Felipe closed the slicker reverently, then rolled it gently over, picked up the girl and handed her up to the old man as he held Diablo still. He placed her across Diablo’s shoulders, and the horse snorted and shivered. “I know you don’t like it, Diablo. But we’ve got to do it.” He looked at Felipe, “You want to come with me, or continue searching.”
“I will continue, Señor.”
Felipe crossed himself and then mounted as the old man rode back toward the track he’d seen coming around the woods, as the rain started pouring down.
A little before midnight, they all gathered in the kitchen, after the pickup had been recovered and found to have the third body still inside, seat belted behind the wheel. Felipe and a wide-eyed Cruz sipped coffee and sat quietly as Aaron told the one survivor’s story. “Apparently, the driver stopped on the bridge trying to figure out what was going on, and the other two were taking cell phone video when they realized it was a wall of water. Before they could get off the bridge, what he thought was a tree trunk hit the truck and just pushed it over the bridge railing. He said he managed to get his seatbelt off, and that’s the last thing he remembered until he was on the bank, a quarter mile downstream. Ortiz found him, and literally carried him back to the bridge.”

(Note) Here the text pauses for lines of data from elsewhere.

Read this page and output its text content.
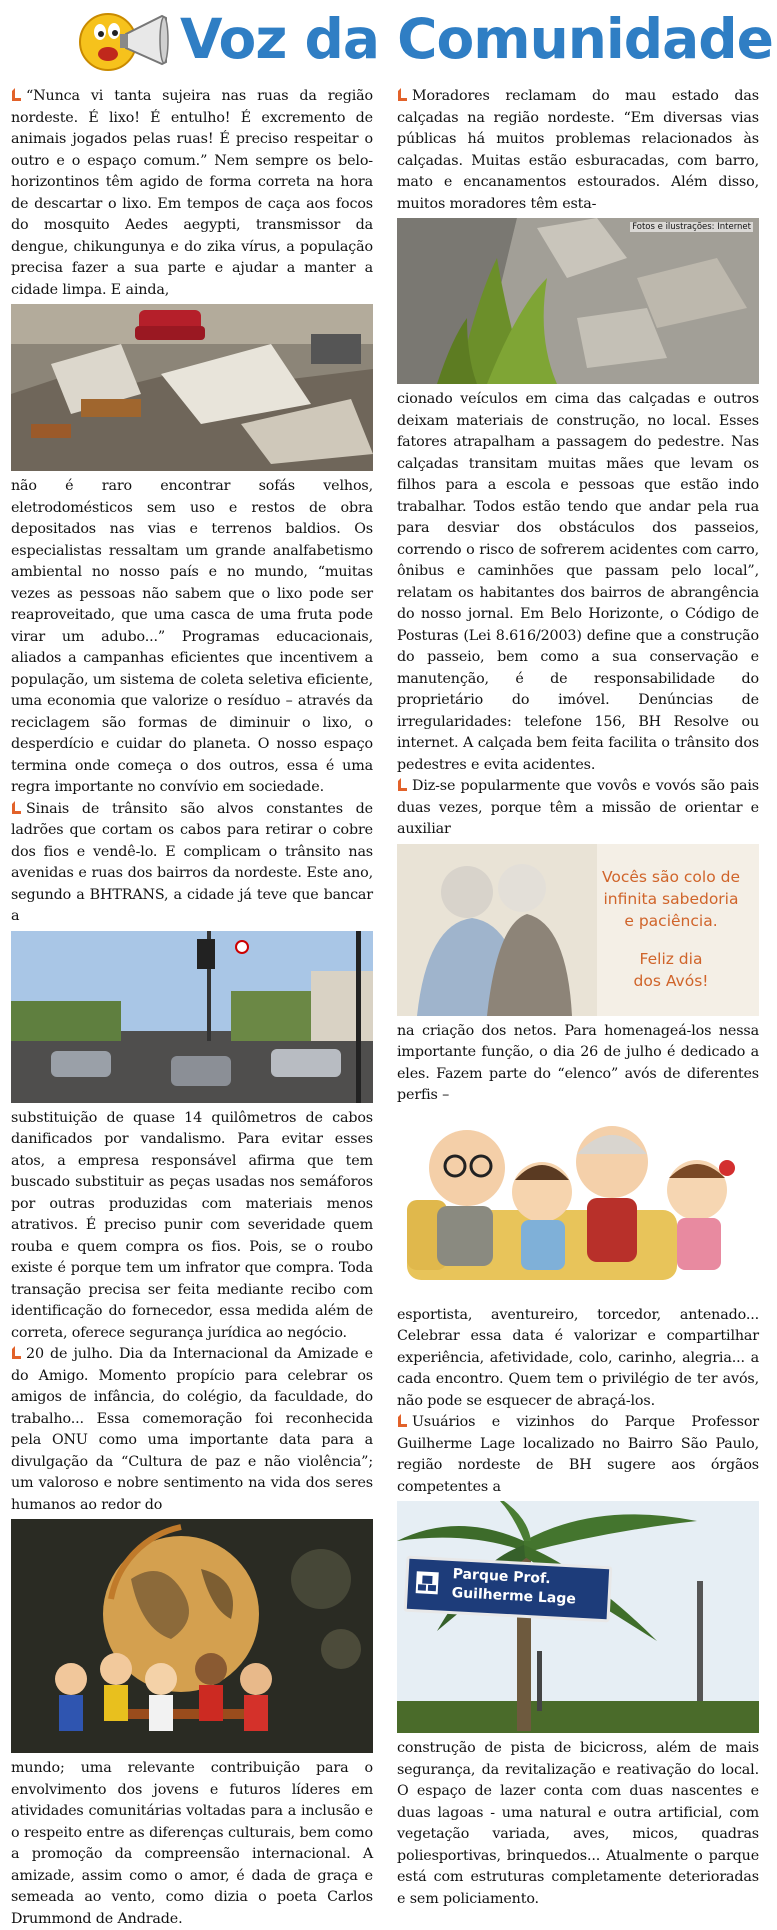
Voz da Comunidade

“Nunca vi tanta sujeira nas ruas da região nordeste. É lixo! É entulho! É excremento de animais jogados pelas ruas! É preciso respeitar o outro e o espaço comum.” Nem sempre os belo-horizontinos têm agido de forma correta na hora de descartar o lixo. Em tempos de caça aos focos do mosquito Aedes aegypti, transmissor da dengue, chikungunya e do zika vírus, a população precisa fazer a sua parte e ajudar a manter a cidade limpa. E ainda,

não é raro encontrar sofás velhos, eletrodomésticos sem uso e restos de obra depositados nas vias e terrenos baldios. Os especialistas ressaltam um grande analfabetismo ambiental no nosso país e no mundo, “muitas vezes as pessoas não sabem que o lixo pode ser reaproveitado, que uma casca de uma fruta pode virar um adubo...” Programas educacionais, aliados a campanhas eficientes que incentivem a população, um sistema de coleta seletiva eficiente, uma economia que valorize o resíduo – através da reciclagem são formas de diminuir o lixo, o desperdício e cuidar do planeta. O nosso espaço termina onde começa o dos outros, essa é uma regra importante no convívio em sociedade.

Sinais de trânsito são alvos constantes de ladrões que cortam os cabos para retirar o cobre dos fios e vendê-lo. E complicam o trânsito nas avenidas e ruas dos bairros da nordeste. Este ano, segundo a BHTRANS, a cidade já teve que bancar a

substituição de quase 14 quilômetros de cabos danificados por vandalismo. Para evitar esses atos, a empresa responsável afirma que tem buscado substituir as peças usadas nos semáforos por outras produzidas com materiais menos atrativos. É preciso punir com severidade quem rouba e quem compra os fios. Pois, se o roubo existe é porque tem um infrator que compra. Toda transação precisa ser feita mediante recibo com identificação do fornecedor, essa medida além de correta, oferece segurança jurídica ao negócio.

20 de julho. Dia da Internacional da Amizade e do Amigo. Momento propício para celebrar os amigos de infância, do colégio, da faculdade, do trabalho... Essa comemoração foi reconhecida pela ONU como uma importante data para a divulgação da “Cultura de paz e não violência”; um valoroso e nobre sentimento na vida dos seres humanos ao redor do

mundo; uma relevante contribuição para o envolvimento dos jovens e futuros líderes em atividades comunitárias voltadas para a inclusão e o respeito entre as diferenças culturais, bem como a promoção da compreensão internacional. A amizade, assim como o amor, é dada de graça e semeada ao vento, como dizia o poeta Carlos Drummond de Andrade.

Moradores reclamam do mau estado das calçadas na região nordeste. “Em diversas vias públicas há muitos problemas relacionados às calçadas. Muitas estão esburacadas, com barro, mato e encanamentos estourados. Além disso, muitos moradores têm esta-

Fotos e ilustrações: Internet

cionado veículos em cima das calçadas e outros deixam materiais de construção, no local. Esses fatores atrapalham a passagem do pedestre. Nas calçadas transitam muitas mães que levam os filhos para a escola e pessoas que estão indo trabalhar. Todos estão tendo que andar pela rua para desviar dos obstáculos dos passeios, correndo o risco de sofrerem acidentes com carro, ônibus e caminhões que passam pelo local”, relatam os habitantes dos bairros de abrangência do nosso jornal. Em Belo Horizonte, o Código de Posturas (Lei 8.616/2003) define que a construção do passeio, bem como a sua conservação e manutenção, é de responsabilidade do proprietário do imóvel. Denúncias de irregularidades: telefone 156, BH Resolve ou internet. A calçada bem feita facilita o trânsito dos pedestres e evita acidentes.

Diz-se popularmente que vovôs e vovós são pais duas vezes, porque têm a missão de orientar e auxiliar

Vocês são colo de
infinita sabedoria
e paciência.
Feliz dia
dos Avós!

na criação dos netos. Para homenageá-los nessa importante função, o dia 26 de julho é dedicado a eles. Fazem parte do “elenco” avós de diferentes perfis –

esportista, aventureiro, torcedor, antenado... Celebrar essa data é valorizar e compartilhar experiência, afetividade, colo, carinho, alegria... a cada encontro. Quem tem o privilégio de ter avós, não pode se esquecer de abraçá-los.

Usuários e vizinhos do Parque Professor Guilherme Lage localizado no Bairro São Paulo, região nordeste de BH sugere aos órgãos competentes a

Parque Prof.
Guilherme Lage

construção de pista de bicicross, além de mais segurança, da revitalização e reativação do local. O espaço de lazer conta com duas nascentes e duas lagoas - uma natural e outra artificial, com vegetação variada, aves, micos, quadras poliesportivas, brinquedos... Atualmente o parque está com estruturas completamente deterioradas e sem policiamento.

The old man described finding the young girl, and credited Felipe with the assist, but never mentioned the wound in her stomach, figuring that was something only the family needed to know. Jesse, Matt, and Felipe described their fruitless searches, and finally getting all the way up to the bridge. The old man had finally caught up with Felipe, and laughed about barely being able to contact Cruz to bring the truck and trailer. Cruz admitted he was scared to drive the truck and trailer on the caliche road, and said that was why he took so long.
They were startled by a knock on the back door, and Yogi and Boo Boo jumping up barking, as the old man shushed them. He opened the door to see the sheriff standing there. “Come in, Jose. You want a cup of coffee?”
The sheriff shook his head, “No, saw your lights on, and just wanted to stop and say thanks. Everybody did good, and Aaron, the staties and the Ward and Crane county folks were impressed by your handling of the incident command post. Don’t bother to come in tomorrow. You deserve a day off.”
With that, the sheriff turned and went out the door, closing it softly behind him.